Likelihood: LOW
Impact: HIGH
Treatment: MITIGATE
Confidence: Moderate
Likelihood is low because exploitation is unconfirmed, KEV listing is absent, and the attack requires a Lazarus Group intrusion to already be underway on macOS endpoints — a targeted, resource-intensive precondition; impact is high because the mechanism specifically corrupts the AI triage layer that many organizations have placed between raw detection and analyst escalation, meaning a successful delivery extends attacker dwell time with deliberate analytic cover, increasing the probability of data exfiltration, credential theft, or persistent access before human review intervenes.
Treatment rationale: The threat targets an architectural dependency — AI-assisted triage — that cannot be transferred or avoided without dismantling a capability organizations have deliberately built; mitigation through defense-in-depth controls (human-in-the-loop validation, AI output auditing, parallel non-AI detection pipelines) directly reduces the exploitable blind spot without abandoning the tooling investment.
Third-Party / Supply-Chain Risk
Organizations relying on third-party or vendor-hosted LLM-assisted security platforms (MSSPs, cloud-native SIEM with AI triage, commercial AI SOC tooling) face a shared-platform exposure: the prompt-injection payload travels with the malware artifact, meaning any AI analysis layer — regardless of whether it is operated in-house or by a managed provider — is a potential target; NIST SP 800-161 considerations apply to the AI analysis supply chain, specifically the question of whether vendor AI components have adversarial-input validation controls and whether the organization has contractual visibility into those controls.
Loss Exposure (illustrative)
Magnitude: high — illustrative $500K–$5M per incident for a targeted organization where dwell time extension enables downstream exfiltration or ransomware staging
Frequency: very low — illustrative 1 event per 5–10 years for an organization that is both a plausible Lazarus Group target (financial, defense, crypto, technology sector) and has deployed AI-assisted triage without adversarial-input controls
Annualized: illustrative $50K–$500K annualized loss exposure for an at-risk organization, reflecting low frequency against high per-incident magnitude
Basis: Magnitude derives from the operational consequence chain: AI triage corruption extends dwell time; dwell time extension is the primary driver of incident severity in intrusion scenarios, as it expands the attacker's opportunity for lateral movement, credential harvesting, and exfiltration; the range reflects variation in organizational data sensitivity and response capability.
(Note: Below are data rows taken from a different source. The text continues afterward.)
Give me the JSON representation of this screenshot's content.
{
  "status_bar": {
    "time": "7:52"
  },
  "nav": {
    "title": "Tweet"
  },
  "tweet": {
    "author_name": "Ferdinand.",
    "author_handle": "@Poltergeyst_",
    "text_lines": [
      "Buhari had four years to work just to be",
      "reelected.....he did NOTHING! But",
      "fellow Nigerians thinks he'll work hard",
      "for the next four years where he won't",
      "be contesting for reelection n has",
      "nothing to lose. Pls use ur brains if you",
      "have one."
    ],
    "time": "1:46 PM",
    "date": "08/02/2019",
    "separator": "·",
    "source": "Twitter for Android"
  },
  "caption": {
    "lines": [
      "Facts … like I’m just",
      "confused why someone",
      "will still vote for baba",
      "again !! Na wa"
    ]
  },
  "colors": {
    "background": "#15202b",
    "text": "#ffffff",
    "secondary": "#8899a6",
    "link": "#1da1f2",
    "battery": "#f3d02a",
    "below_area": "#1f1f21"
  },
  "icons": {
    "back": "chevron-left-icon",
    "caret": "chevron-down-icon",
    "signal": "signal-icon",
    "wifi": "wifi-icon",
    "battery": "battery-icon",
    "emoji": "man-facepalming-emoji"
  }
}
Frequency derives from Lazarus Group's demonstrated targeting patterns (financially motivated, sector-specific, not opportunistic) and the precondition that the malware must first achieve initial access on a macOS endpoint — a non-trivial barrier that limits exposure to organizations within the group's active targeting scope. No external benchmark or third-party report figure has been used.
Illustrative estimate — not actuarially derived.
Insurance / Contractual / Legal — Potential Obligations
Potential triggers, not legal determinations. Verify with counsel/broker before acting.
• Extended attacker dwell time resulting from AI triage blind spots, if it leads to confirmed data exfiltration, may invoke cyber insurance incident-reporting obligations — verify with broker whether dwell-time-attributable loss falls within policy reporting windows.
• If compromised systems process personal data or regulated information, delayed detection caused by corrupted AI triage could implicate breach-notification timing requirements — verify with counsel which jurisdictions and frameworks apply before assuming any deadline.
• Managed security service agreements may include SLA provisions tied to detection and escalation timeframes; AI triage failures that delay escalation could constitute a service failure or defense — verify contractual language with counsel.